0@Tue Feb 04 13:05:37 2025
The first method is to use the to_json() function. However, this method may not process complex structures, such as JSON objects inside arrays or nested arrays in JSON objects, correctly.
<Extension json>
Module xm_json
</Extension>
<Input in1>
Module im_testgen
MaxCount 1
<Exec>
$generated = ( 'Message' => 'The cat has come', (1)
'Attributes' =>
( 'Color' => 'black',
'Weight' => 10 )
);
log_info("Generated type:" + type($generated)); (2)
</Exec>
</Input>
<Output out1>
Module om_file
File '/output/output.json'
Exec to_json(); (3)
</Output>
1 | Creates a Hash field called $generated comprising two keys: Message and Attributes . |
2 | Logs the data type of the $generated field.

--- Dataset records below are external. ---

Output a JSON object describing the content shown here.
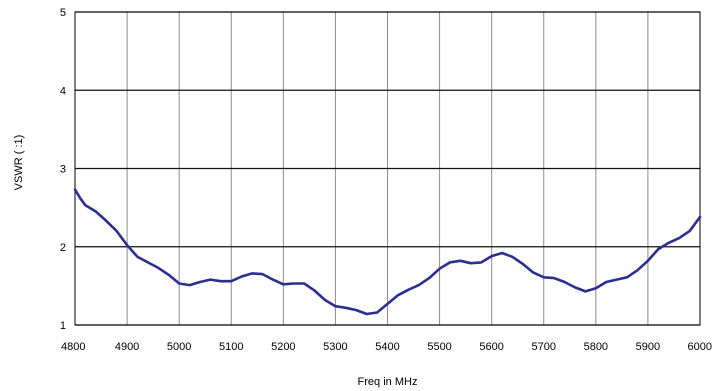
{
  "chart_data": {
    "type": "line",
    "title": "",
    "xlabel": "Freq in MHz",
    "ylabel": "VSWR ( :1)",
    "xlim": [
      4800,
      6000
    ],
    "ylim": [
      1,
      5
    ],
    "x_ticks": [
      4800,
      4900,
      5000,
      5100,
      5200,
      5300,
      5400,
      5500,
      5600,
      5700,
      5800,
      5900,
      6000
    ],
    "x_tick_labels": [
      "4800",
      "4900",
      "5000",
      "5100",
      "5200",
      "5300",
      "5400",
      "5500",
      "5600",
      "5700",
      "5800",
      "5900",
      "6000"
    ],
    "y_ticks": [
      1,
      2,
      3,
      4,
      5
    ],
    "y_tick_labels": [
      "1",
      "2",
      "3",
      "4",
      "5"
    ],
    "grid": true,
    "legend": "none",
    "series": [
      {
        "color": "#2b2f8f",
        "x": [
          4800,
          4810,
          4820,
          4840,
          4860,
          4880,
          4900,
          4920,
          4940,
          4960,
          4980,
          5000,
          5020,
          5040,
          5060,
          5080,
          5100,
          5120,
          5140,
          5160,
          5180,
          5200,
          5220,
          5240,
          5260,
          5280,
          5300,
          5320,
          5340,
          5360,
          5380,
          5400,
          5420,
          5440,
          5460,
          5480,
          5500,
          5520,
          5540,
          5560,
          5580,
          5600,
          5620,
          5640,
          5660,
          5680,
          5700,
          5720,
          5740,
          5760,
          5780,
          5800,
          5820,
          5840,
          5860,
          5880,
          5900,
          5920,
          5940,
          5960,
          5980,
          6000
        ],
        "y": [
          2.73,
          2.62,
          2.53,
          2.45,
          2.33,
          2.2,
          2.02,
          1.87,
          1.8,
          1.73,
          1.64,
          1.53,
          1.51,
          1.55,
          1.58,
          1.56,
          1.56,
          1.62,
          1.66,
          1.65,
          1.58,
          1.52,
          1.53,
          1.53,
          1.44,
          1.32,
          1.24,
          1.22,
          1.19,
          1.14,
          1.16,
          1.27,
          1.38,
          1.45,
          1.51,
          1.6,
          1.72,
          1.8,
          1.82,
          1.79,
          1.8,
          1.88,
          1.92,
          1.87,
          1.78,
          1.67,
          1.61,
          1.6,
          1.55,
          1.48,
          1.43,
          1.47,
          1.55,
          1.58,
          1.61,
          1.7,
          1.82,
          1.97,
          2.05,
          2.11,
          2.2,
          2.38
        ]
      }
    ]
  }
}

This verifies the data is stored as a hash. |
3 | Converts the log record, including the $generated field, into a JSON-formatted string and writes it to the $raw_event core field. |
{
"SeverityValue": 2,
"EventTime": "2025-02-04T12:51:53.265985+00:00",
"SourceName": "nxlog",
"ProcessID": 6361,
"EventReceivedTime": "2025-02-05T12:51:53.265995+00:00",
"SourceModuleName": "in1",
"SourceModuleType": "im_testgen",
"Hostname": "localhost",
"generated": {
"Message": "The cat has come",
"Attributes": {
"Color": "black",
"Weight": 10
}
}
}
An alternative approach is to use the OutputType directive. This method structures the output differently but does not allow for formatting adjustments.
<Extension json>
Module xm_json
</Extension>
<Input in1>
Module im_testgen
MaxCount 1
<Exec>
$generated = ( 'Message' => 'The cat has come', (1)
'Attributes' =>
( 'Color' => 'black',
'Weight' => 10 )
);
log_info("Generated type:" + type($generated)); (2)
</Exec>
</Input>
<Output out1>
Module om_file
File '/output/output.json'
OutputType json (3)
</Output>
1 | Creates a Hash field called $generated comprising two keys: Message and Attributes . |
2 | Logs the data type of the $generated field.
This verifies the data is stored as a hash. |
3 | Specifies that the output format should match the structure of events from the json (xm_json) extension module.
This method maintains the event’s original structure, including any automatically added event fields, but does not allow for custom formatting or pretty-printing. |
[
{
"SeverityValue": 2,
"EventTime": "2024-05-06 12:39:48",
"SourceName": "nxlog",
"ProcessID": 6340,
"EventReceivedTime": "2024-05-06 12:39:48",
"SourceModuleName": "in1",
"SourceModuleType": "im_testgen",
"Hostname": "localhost",
"generated": {
"Message": "The cat has come",
"Attributes": {
"Color": "black",
"Weight": 10
}
}
}
]
There are a few things to consider when using this method:
-
Unlike the to_json() function, the OutputType directive does not allow for formatting or prettifying the output.
-
The closing bracket in the array format is added to the stream only when the file is closed.